Pourquoi la Russie ne voit pas de menace dans l’implication croissante de la Chine au Tadjikistan.

Même s'il existe des motifs de concurrence en Asie centrale, Moscou et Pékin considèrent tous deux que des relations bilatérales amicales sont une priorité, surtout dans le contexte de l'escalade de leur confrontation avec l'Occident.
Des soldats russes en Asie centrale

Ceux qui tentent de trouver le maillon faible des relations sino-russes désignent généralement l’Asie centrale. On estime que les deux puissances ont traditionnellement divisé leurs sphères d’intérêt dans cette région, la Chine étant responsable de son économie et la Russie se concentrant sur sa sécurité. Certains prétendent que ce statu quo est en train de changer, ce qui ne manquera pas de déclencher un conflit entre Moscou et Pékin. Des rapports récents sur la nouvelle « base militaire » chinoise au Tadjikistan soutiennent ostensiblement ces affirmations.

Toutefois, ce point de vue ne considère pas les pays d’Asie centrale comme des forces autonomes et part du principe que leurs voisins, plus grands et plus puissants, prennent les décisions à leur place ou les forcent à prendre certaines décisions. En réalité, les pays de la région n’ont jamais été aussi autonomes qu’aujourd’hui, et leurs populations n’ont jamais exigé autant de responsabilité de la part de leurs gouvernements, y compris sur les questions de politique étrangère.

Les États régionaux enclavés ne tirent aucun avantage à remplacer un voisin influent par un autre. Ils essaient tous de diversifier leurs connexions avec le monde extérieur et, à cet égard, la Russie et la Chine sont toutes deux aussi importantes pour eux. En outre, Moscou et Pékin ne sont pas intéressés par la recherche de conflits ; leurs propres relations bilatérales priment sur leurs intérêts en Asie centrale. Cette tendance est particulièrement claire dans le cas du Tadjikistan, où la Chine a été la plus active dans le domaine de la sécurité sans déclencher de conflits avec la Russie.

Le maillon faible

Il est vrai, dans une certaine mesure, que la Russie et la Chine se sont concentrées sur des questions différentes en Asie centrale. Le rôle économique de la Chine dans la région a toujours attiré davantage l’attention, surtout après que le président chinois Xi Jinping a lancé l’initiative « Belt and Road » en 2013. Cependant, il est tout à fait inexact de dire que Pékin a cédé la sphère de la sécurité à Moscou.
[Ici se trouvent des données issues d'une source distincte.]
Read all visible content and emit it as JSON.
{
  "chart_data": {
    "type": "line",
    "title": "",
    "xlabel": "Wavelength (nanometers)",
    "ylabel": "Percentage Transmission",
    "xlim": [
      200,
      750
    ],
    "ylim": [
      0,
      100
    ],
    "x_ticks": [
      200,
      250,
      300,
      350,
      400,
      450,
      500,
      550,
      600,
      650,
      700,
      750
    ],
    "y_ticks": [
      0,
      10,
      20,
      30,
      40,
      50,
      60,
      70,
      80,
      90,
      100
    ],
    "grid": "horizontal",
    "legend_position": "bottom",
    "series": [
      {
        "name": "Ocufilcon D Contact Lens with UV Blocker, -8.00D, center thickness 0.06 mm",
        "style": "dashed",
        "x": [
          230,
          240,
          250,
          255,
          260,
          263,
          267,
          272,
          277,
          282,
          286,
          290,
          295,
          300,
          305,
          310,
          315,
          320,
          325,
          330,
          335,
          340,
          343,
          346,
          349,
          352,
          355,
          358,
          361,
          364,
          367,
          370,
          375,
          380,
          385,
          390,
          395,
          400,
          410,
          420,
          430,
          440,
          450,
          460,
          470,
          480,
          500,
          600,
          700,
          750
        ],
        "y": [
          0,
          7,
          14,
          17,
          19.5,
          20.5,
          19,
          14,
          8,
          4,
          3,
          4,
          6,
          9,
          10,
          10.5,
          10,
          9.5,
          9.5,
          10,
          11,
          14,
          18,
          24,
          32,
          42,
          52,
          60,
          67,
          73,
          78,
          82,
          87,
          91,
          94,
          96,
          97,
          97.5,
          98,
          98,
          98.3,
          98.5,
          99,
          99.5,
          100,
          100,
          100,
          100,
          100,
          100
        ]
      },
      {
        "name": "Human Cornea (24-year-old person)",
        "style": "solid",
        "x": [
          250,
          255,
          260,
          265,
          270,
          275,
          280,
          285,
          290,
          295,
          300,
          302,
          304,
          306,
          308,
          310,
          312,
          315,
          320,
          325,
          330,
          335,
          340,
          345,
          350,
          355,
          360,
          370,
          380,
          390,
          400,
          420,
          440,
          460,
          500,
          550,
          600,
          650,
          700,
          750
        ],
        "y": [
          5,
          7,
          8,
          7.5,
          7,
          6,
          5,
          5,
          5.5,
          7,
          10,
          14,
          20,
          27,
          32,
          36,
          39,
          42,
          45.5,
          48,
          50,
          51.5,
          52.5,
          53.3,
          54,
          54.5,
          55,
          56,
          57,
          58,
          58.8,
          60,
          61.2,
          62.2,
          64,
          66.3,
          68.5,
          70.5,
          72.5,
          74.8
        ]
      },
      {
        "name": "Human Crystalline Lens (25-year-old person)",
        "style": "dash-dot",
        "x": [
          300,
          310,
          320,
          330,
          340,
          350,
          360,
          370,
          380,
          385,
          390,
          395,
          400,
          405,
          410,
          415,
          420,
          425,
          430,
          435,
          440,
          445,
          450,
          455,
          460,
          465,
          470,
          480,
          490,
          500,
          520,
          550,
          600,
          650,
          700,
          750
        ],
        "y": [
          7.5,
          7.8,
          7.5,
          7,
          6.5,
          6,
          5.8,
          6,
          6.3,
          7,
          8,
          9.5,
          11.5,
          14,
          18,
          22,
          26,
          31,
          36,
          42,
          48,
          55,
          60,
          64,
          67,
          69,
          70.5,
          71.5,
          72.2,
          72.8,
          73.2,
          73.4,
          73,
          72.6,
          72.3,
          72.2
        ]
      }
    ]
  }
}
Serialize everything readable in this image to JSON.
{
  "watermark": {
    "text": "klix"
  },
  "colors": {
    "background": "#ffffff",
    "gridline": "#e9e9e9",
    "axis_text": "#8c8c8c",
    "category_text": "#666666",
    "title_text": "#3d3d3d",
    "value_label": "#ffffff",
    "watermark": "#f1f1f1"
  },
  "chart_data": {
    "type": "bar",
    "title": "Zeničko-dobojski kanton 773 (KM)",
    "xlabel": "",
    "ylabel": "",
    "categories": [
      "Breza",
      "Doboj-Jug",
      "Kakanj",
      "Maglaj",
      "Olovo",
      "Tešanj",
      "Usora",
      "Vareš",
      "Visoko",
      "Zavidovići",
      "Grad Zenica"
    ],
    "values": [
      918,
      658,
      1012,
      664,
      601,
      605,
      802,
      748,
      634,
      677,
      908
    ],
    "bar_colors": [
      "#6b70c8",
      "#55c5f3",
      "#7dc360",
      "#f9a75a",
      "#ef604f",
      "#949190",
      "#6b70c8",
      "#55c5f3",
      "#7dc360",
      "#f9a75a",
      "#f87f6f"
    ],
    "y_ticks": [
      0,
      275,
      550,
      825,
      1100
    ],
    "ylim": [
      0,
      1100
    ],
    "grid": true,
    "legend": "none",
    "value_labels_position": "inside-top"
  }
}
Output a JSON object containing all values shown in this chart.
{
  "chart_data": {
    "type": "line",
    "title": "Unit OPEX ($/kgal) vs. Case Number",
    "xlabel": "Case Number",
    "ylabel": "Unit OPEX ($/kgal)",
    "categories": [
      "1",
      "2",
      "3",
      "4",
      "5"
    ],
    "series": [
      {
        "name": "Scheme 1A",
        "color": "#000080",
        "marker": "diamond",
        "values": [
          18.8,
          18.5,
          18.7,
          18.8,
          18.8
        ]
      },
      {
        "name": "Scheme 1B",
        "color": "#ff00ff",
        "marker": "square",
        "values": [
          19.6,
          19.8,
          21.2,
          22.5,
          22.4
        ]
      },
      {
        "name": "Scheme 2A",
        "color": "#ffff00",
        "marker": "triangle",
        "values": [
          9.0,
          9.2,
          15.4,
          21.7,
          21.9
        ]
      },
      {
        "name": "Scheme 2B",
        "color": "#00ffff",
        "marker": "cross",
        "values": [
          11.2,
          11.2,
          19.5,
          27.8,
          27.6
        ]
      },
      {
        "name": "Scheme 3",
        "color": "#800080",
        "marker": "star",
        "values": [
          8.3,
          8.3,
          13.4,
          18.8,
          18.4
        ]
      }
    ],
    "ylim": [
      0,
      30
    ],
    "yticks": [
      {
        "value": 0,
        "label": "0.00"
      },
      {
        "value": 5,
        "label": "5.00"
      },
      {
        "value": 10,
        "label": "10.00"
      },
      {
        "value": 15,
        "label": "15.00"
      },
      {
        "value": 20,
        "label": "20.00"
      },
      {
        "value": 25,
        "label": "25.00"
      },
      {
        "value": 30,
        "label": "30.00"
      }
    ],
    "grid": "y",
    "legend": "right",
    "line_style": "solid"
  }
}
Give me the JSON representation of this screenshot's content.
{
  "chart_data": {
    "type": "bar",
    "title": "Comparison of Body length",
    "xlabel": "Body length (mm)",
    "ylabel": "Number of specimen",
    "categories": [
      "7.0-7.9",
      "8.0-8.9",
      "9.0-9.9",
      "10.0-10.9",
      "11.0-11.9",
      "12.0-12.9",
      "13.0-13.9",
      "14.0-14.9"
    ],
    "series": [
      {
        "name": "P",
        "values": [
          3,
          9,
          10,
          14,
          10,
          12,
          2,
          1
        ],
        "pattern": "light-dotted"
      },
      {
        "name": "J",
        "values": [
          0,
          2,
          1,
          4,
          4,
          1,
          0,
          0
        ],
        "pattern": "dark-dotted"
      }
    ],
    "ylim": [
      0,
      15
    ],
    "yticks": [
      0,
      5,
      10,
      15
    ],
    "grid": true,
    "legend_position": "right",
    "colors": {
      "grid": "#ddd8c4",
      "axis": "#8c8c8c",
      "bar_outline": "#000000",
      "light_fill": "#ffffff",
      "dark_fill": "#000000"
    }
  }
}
La Chine s’intéresse aux questions de sécurité régionale depuis que les pays d’Asie centrale ont obtenu leur indépendance après la dissolution de l’Union soviétique en 1991. C’est à peu près à la même époque que la région autonome du Xinjiang-Ouïghour a connu une recrudescence des activités séparatistes. Au milieu des années 1990, le président chinois de l’époque, Jiang Zemin, a visité tous les pays d’Asie centrale, à l’exception du Tadjikistan, qui était alors en pleine guerre civile. Dans les déclarations publiques qu’il a faites dans la région à cette époque, Jiang a souligné l’importance de la lutte contre les « trois maux » : le terrorisme, l’extrémisme et le séparatisme.

Depuis lors, Pékin s’est fixé comme priorité de rester en bons termes avec les régimes d’Asie centrale afin de les empêcher de soutenir le séparatisme dans le Xinjiang voisin. Pour la Chine, il est tout aussi important de veiller à ce que la région ne relie pas l’Afghanistan, plus dangereux encore, à la Chine occidentale. Pour ces raisons, au cours des dernières décennies, la Chine a étendu sa coopération en matière de sécurité avec les pays d’Asie centrale. Ces efforts ont commencé par de simples livraisons d’uniformes et ont évolué vers des exercices militaires conjoints, des patrouilles frontalières et une coopération en matière de technologie militaire.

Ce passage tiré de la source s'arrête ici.